Although Minetto acknowledged that no earthquakes have been linked to drilling for supercritical fluids, geothermal wells have caused major earthquakes in the past. Last year, South Korea experienced its second-largest earthquake in history and traced its origin to an experimental geothermal well. A few years earlier, an earthquake that rocked Basel, Switzerland, was also linked to a geothermal well. Some experts blame these seismic events on drilling into faults, which increases efficiency but also carries a much higher risk of triggering an earthquake. As to whether drilling for supercritical fluids carries more earthquake risk than drilling more conventional geothermal wells, Minetto says “there are still too many unknowns about supercritical fluids to give a proper answer.”
Even without an increased risk of earthquakes, supercritical geothermal wells have other drawbacks. Reservoirs of supercritical fluids appear to be somewhat rare, which limits their usefulness in transitioning the world to geothermal energy. And the fluids themselves wreak havoc on boreholes by destroying their liners and concrete plugs. “The fluids are very corrosive and dissolve a lot of stuff out of the rock that you need to deal with,” says Susan Petty, president of Hot Rock Energy Research Organization and cofounder of the geothermal company Alta Rock Energy. “It’s scary stuff.”
Instead, Petty advocates for building so-called “enhanced geothermal systems” that aren’t dependent on naturally-existing reservoirs of geothermal fluids. These types of wells drill deep into dry, hot rock and inject water from the surface. The water heats up to near-supercritical temperatures and is pumped back to the surface to spin turbine generators. It’s a technique borrowed from the oil and gas industry that promises to free geothermal energy from its dependence on natural hot-water reservoirs. If you drill deep enough, enhanced geothermal systems can be used almost anywhere.
The challenges of finding and reaching deep pockets of hot water and steam have limited geothermal electricity adoption around the globe. But if geothermal energy wasn’t limited to locations selected by nature, Petty calculates that it could provide an inexhaustible source of always-on, carbon-free electricity for the vast majority of the world.
But like supercritical wells, enhanced geothermal systems have been beset by technical challenges and fears of massive earthquakes. Both the Basel and Korean earthquakes involved enhanced geothermal wells. Whether this is a risk inherent to the technology or the choice of drilling location is an open question. Still, the enhanced geothermal concept has been slow to catch on. In the US, companies like Alta Rock Energy have struggled to attract funding for their capital-intensive projects, which receive a fraction of the federal subsidies allocated for wind and solar energy.
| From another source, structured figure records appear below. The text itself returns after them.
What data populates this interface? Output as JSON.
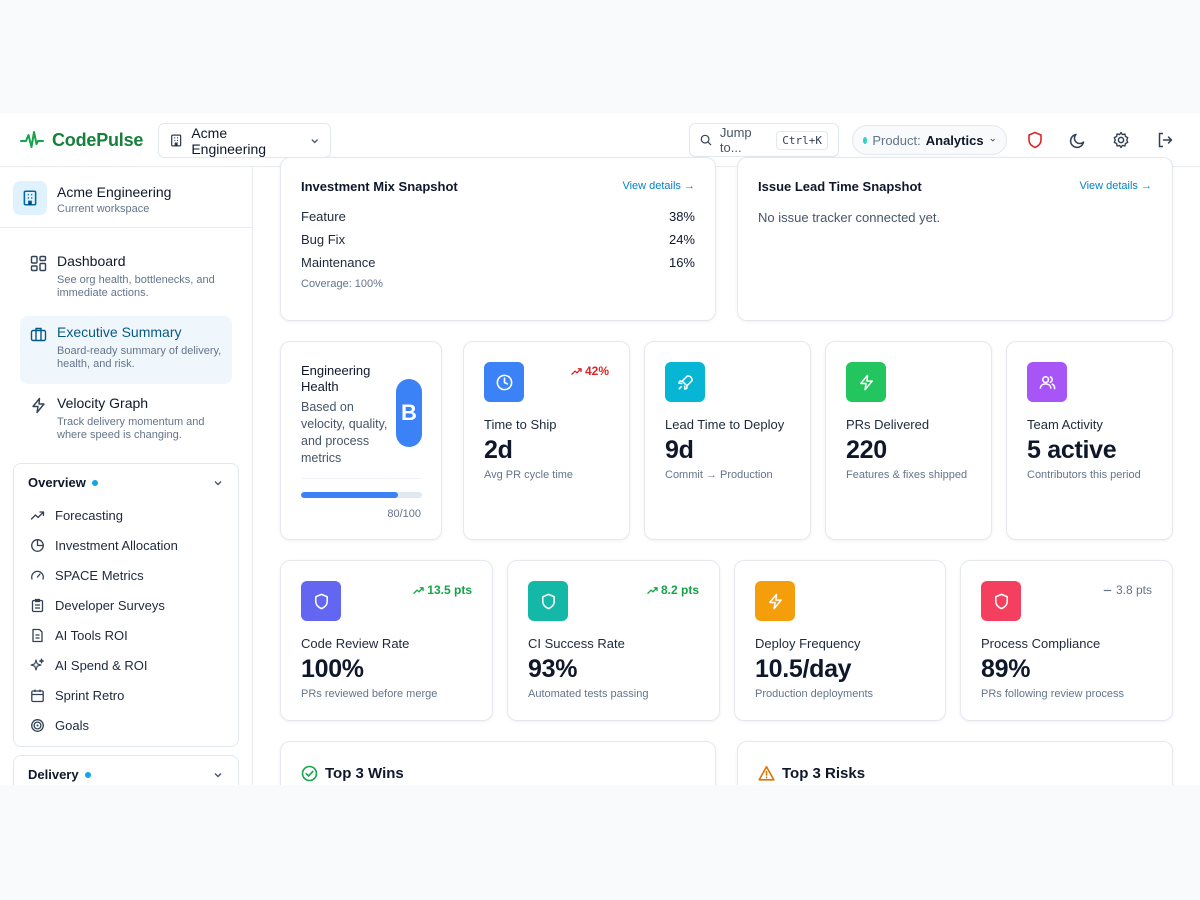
{
  "header": {
    "app_name": "CodePulse",
    "workspace_switch": "Acme Engineering",
    "search_label": "Jump to...",
    "search_shortcut": "Ctrl+K",
    "product_label": "Product:",
    "product_value": "Analytics"
  },
  "sidebar": {
    "workspace_name": "Acme Engineering",
    "workspace_sub": "Current workspace",
    "nav": [
      {
        "title": "Dashboard",
        "desc": "See org health, bottlenecks, and immediate actions."
      },
      {
        "title": "Executive Summary",
        "desc": "Board-ready summary of delivery, health, and risk."
      },
      {
        "title": "Velocity Graph",
        "desc": "Track delivery momentum and where speed is changing."
      }
    ],
    "overview": {
      "title": "Overview",
      "items": [
        "Forecasting",
        "Investment Allocation",
        "SPACE Metrics",
        "Developer Surveys",
        "AI Tools ROI",
        "AI Spend & ROI",
        "Sprint Retro",
        "Goals"
      ]
    },
    "delivery": {
      "title": "Delivery"
    }
  },
  "investment_mix": {
    "title": "Investment Mix Snapshot",
    "link": "View details →",
    "rows": [
      {
        "label": "Feature",
        "pct": "38%"
      },
      {
        "label": "Bug Fix",
        "pct": "24%"
      },
      {
        "label": "Maintenance",
        "pct": "16%"
      }
    ],
    "coverage": "Coverage: 100%"
  },
  "issue_lead": {
    "title": "Issue Lead Time Snapshot",
    "link": "View details →",
    "empty": "No issue tracker connected yet."
  },
  "health": {
    "title": "Engineering Health",
    "desc": "Based on velocity, quality, and process metrics",
    "grade": "B",
    "score_label": "80/100",
    "score_fraction": 0.8
  },
  "metrics_row1": [
    {
      "title": "Time to Ship",
      "value": "2d",
      "sub": "Avg PR cycle time",
      "delta": "42%",
      "color": "#3b82f6"
    },
    {
      "title": "Lead Time to Deploy",
      "value": "9d",
      "sub": "Commit → Production",
      "delta": "",
      "color": "#06b6d4"
    },
    {
      "title": "PRs Delivered",
      "value": "220",
      "sub": "Features & fixes shipped",
      "delta": "",
      "color": "#22c55e"
    },
    {
      "title": "Team Activity",
      "value": "5 active",
      "sub": "Contributors this period",
      "delta": "",
      "color": "#a855f7"
    }
  ],
  "metrics_row2": [
    {
      "title": "Code Review Rate",
      "value": "100%",
      "sub": "PRs reviewed before merge",
      "delta": "13.5 pts",
      "color": "#6366f1"
    },
    {
      "title": "CI Success Rate",
      "value": "93%",
      "sub": "Automated tests passing",
      "delta": "8.2 pts",
      "color": "#14b8a6"
    },
    {
      "title": "Deploy Frequency",
      "value": "10.5/day",
      "sub": "Production deployments",
      "delta": "",
      "color": "#f59e0b"
    },
    {
      "title": "Process Compliance",
      "value": "89%",
      "sub": "PRs following review process",
      "delta": "3.8 pts",
      "color": "#f43f5e"
    }
  ],
  "wins": {
    "title": "Top 3 Wins"
  },
  "risks": {
    "title": "Top 3 Risks"
  }
}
As a new technology lacking much of a track record, enhanced geothermal systems also carry substantially more risk for investors.
“Geothermal suffers from a bit of a marketing problem,” says Jeffrey Bielicki, leader of the Energy Sustainability Research Laboratory at Ohio State University. “Even though it has a lot of beneficial characteristics, when people say ‘renewable energy’ they’re usually referring to wind and solar.”
Earlier this month, the US Department of Energy announced $25 million in research funding that will be deployed at Forge, its dedicated geothermal test site. It’s a start, but geothermal energy systems still have a long way to go before they hit a power grid near you.